Thursday, April 25, 2024

Dismantling MSC smokestack a small step toward MSU’s green future

As someone who has lived in East Lansing for 10-plus years and as a current MSU junior, I take a lot of pride in the colors green and white. I have been to countless MSU home football games — never once having to drive to Spartan Stadium — and walked past the famous MSC smokestack prior to entering. It serves as a great landmark for MSU, visible on TV screens nationwide whenever an aerial shot of Spartan Stadium is on camera. For the past 60 years, the MSC smokestack has served our campus well.
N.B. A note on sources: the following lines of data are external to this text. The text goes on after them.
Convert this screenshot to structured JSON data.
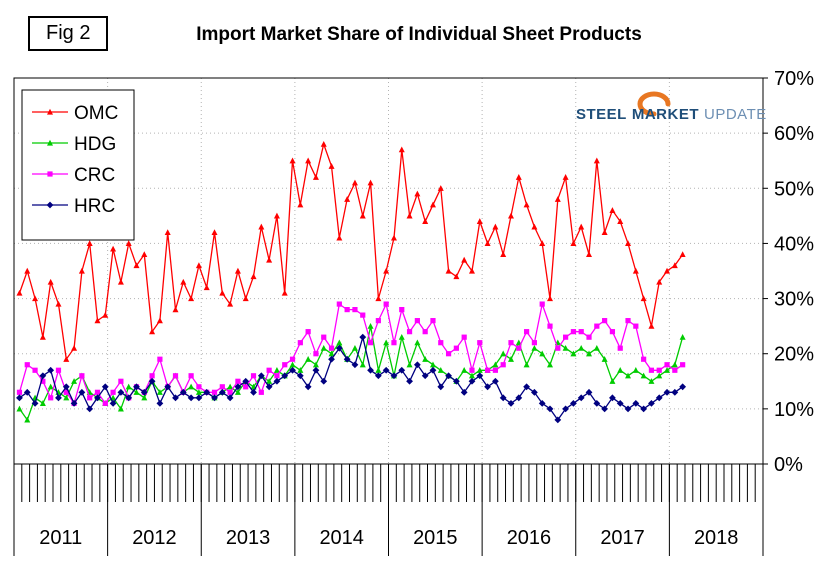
{
  "fig_label": "Fig 2",
  "logo": {
    "steel": "STEEL",
    "market": "MARKET",
    "update": "UPDATE",
    "accent_color": "#e87722"
  },
  "chart_data": {
    "type": "line",
    "title": "Import Market Share of Individual Sheet Products",
    "x_start": "2011-01",
    "x_frequency": "monthly",
    "x_axis_years": [
      "2011",
      "2012",
      "2013",
      "2014",
      "2015",
      "2016",
      "2017",
      "2018"
    ],
    "x_domain_months": 96,
    "ylim": [
      0,
      70
    ],
    "y_tick_step": 10,
    "y_tick_labels": [
      "0%",
      "10%",
      "20%",
      "30%",
      "40%",
      "50%",
      "60%",
      "70%"
    ],
    "grid": true,
    "legend_position": "top-left",
    "series": [
      {
        "name": "OMC",
        "color": "#ff0000",
        "marker": "triangle",
        "values": [
          31,
          35,
          30,
          23,
          33,
          29,
          19,
          21,
          35,
          40,
          26,
          27,
          39,
          33,
          40,
          36,
          38,
          24,
          26,
          42,
          28,
          33,
          30,
          36,
          32,
          42,
          31,
          29,
          35,
          30,
          34,
          43,
          37,
          45,
          31,
          55,
          47,
          55,
          52,
          58,
          54,
          41,
          48,
          51,
          45,
          51,
          30,
          35,
          41,
          57,
          45,
          49,
          44,
          47,
          50,
          35,
          34,
          37,
          35,
          44,
          40,
          43,
          38,
          45,
          52,
          47,
          43,
          40,
          30,
          48,
          52,
          40,
          43,
          38,
          55,
          42,
          46,
          44,
          40,
          35,
          30,
          25,
          33,
          35,
          36,
          38
        ]
      },
      {
        "name": "HDG",
        "color": "#00cc00",
        "marker": "triangle",
        "values": [
          10,
          8,
          12,
          11,
          14,
          13,
          12,
          15,
          16,
          13,
          12,
          11,
          12,
          10,
          14,
          13,
          12,
          15,
          13,
          14,
          16,
          13,
          14,
          13,
          13,
          12,
          13,
          14,
          13,
          15,
          14,
          16,
          15,
          17,
          16,
          18,
          17,
          19,
          18,
          21,
          20,
          22,
          19,
          21,
          18,
          25,
          17,
          22,
          16,
          23,
          18,
          22,
          19,
          18,
          17,
          16,
          15,
          17,
          16,
          17,
          17,
          18,
          20,
          19,
          22,
          18,
          21,
          20,
          18,
          22,
          21,
          20,
          21,
          20,
          21,
          19,
          15,
          17,
          16,
          17,
          16,
          15,
          16,
          17,
          18,
          23
        ]
      },
      {
        "name": "CRC",
        "color": "#ff00ff",
        "marker": "square",
        "values": [
          13,
          18,
          17,
          15,
          12,
          17,
          13,
          11,
          16,
          12,
          13,
          11,
          13,
          15,
          12,
          14,
          13,
          16,
          19,
          14,
          16,
          13,
          16,
          14,
          13,
          13,
          14,
          13,
          15,
          14,
          16,
          13,
          17,
          16,
          18,
          19,
          22,
          24,
          20,
          23,
          21,
          29,
          28,
          28,
          27,
          22,
          26,
          29,
          22,
          28,
          24,
          26,
          24,
          26,
          22,
          20,
          21,
          23,
          17,
          22,
          17,
          17,
          18,
          22,
          21,
          24,
          22,
          29,
          25,
          21,
          23,
          24,
          24,
          23,
          25,
          26,
          24,
          21,
          26,
          25,
          19,
          17,
          17,
          18,
          17,
          18
        ]
      },
      {
        "name": "HRC",
        "color": "#000080",
        "marker": "diamond",
        "values": [
          12,
          13,
          11,
          16,
          17,
          12,
          14,
          11,
          13,
          10,
          12,
          14,
          11,
          13,
          12,
          14,
          13,
          15,
          11,
          14,
          12,
          13,
          12,
          12,
          13,
          12,
          13,
          12,
          14,
          15,
          13,
          16,
          14,
          15,
          16,
          17,
          16,
          14,
          17,
          15,
          19,
          21,
          19,
          18,
          23,
          17,
          16,
          17,
          16,
          17,
          15,
          18,
          16,
          17,
          14,
          16,
          15,
          13,
          15,
          16,
          14,
          15,
          12,
          11,
          12,
          14,
          13,
          11,
          10,
          8,
          10,
          11,
          12,
          13,
          11,
          10,
          12,
          11,
          10,
          11,
          10,
          11,
          12,
          13,
          13,
          14
        ]
      }
    ]
  }
}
I currently am sitting in the Main Library across the river from the MSC smokestack as it is being dismantled brick by brick. Many have said this smokestack symbolizes the golden era MSU had during the times when the Shaw Lane Power Plant was still in use: A change of name from MSC to MSU, joining the Big Ten conference and the Hannah administration molding this university into a nationally distinguished school. These are accomplishments every Spartan should be proud of.

Unfortunately, this article is not about our campus’ past but about every inch it can gain toward the right path into the future. To do this we have to talk about the position we are in today. Today, MSU has the largest on-campus coal power plant in the nation, and it affects the health of everyone who walks around my East Lansing community as well as the surrounding Lansing communities. Today, President Lou Anna K. Simon and her current administration have not made a verbal commitment endorsing a clean energy MSU future. Today, we advocate “Go Green” while polluting the air by burning more than 300 tons of coal per day.

As a member of MSU Beyond Coal, I know for a fact there are possible measures to be taken by the administration to push us toward a cleaner future. But while the nonchalance of Simon and her administration toward this issue is duly noted, I will take the demolition of the MSC smokestack as a small step toward the right future: An MSU future that no longer runs on coal and instead uses renewable, healthy energy. An MSU future with newer, higher standards than even the old MSU had to offer.

But one thing about the future: It is not promised to us, we must take it for ourselves.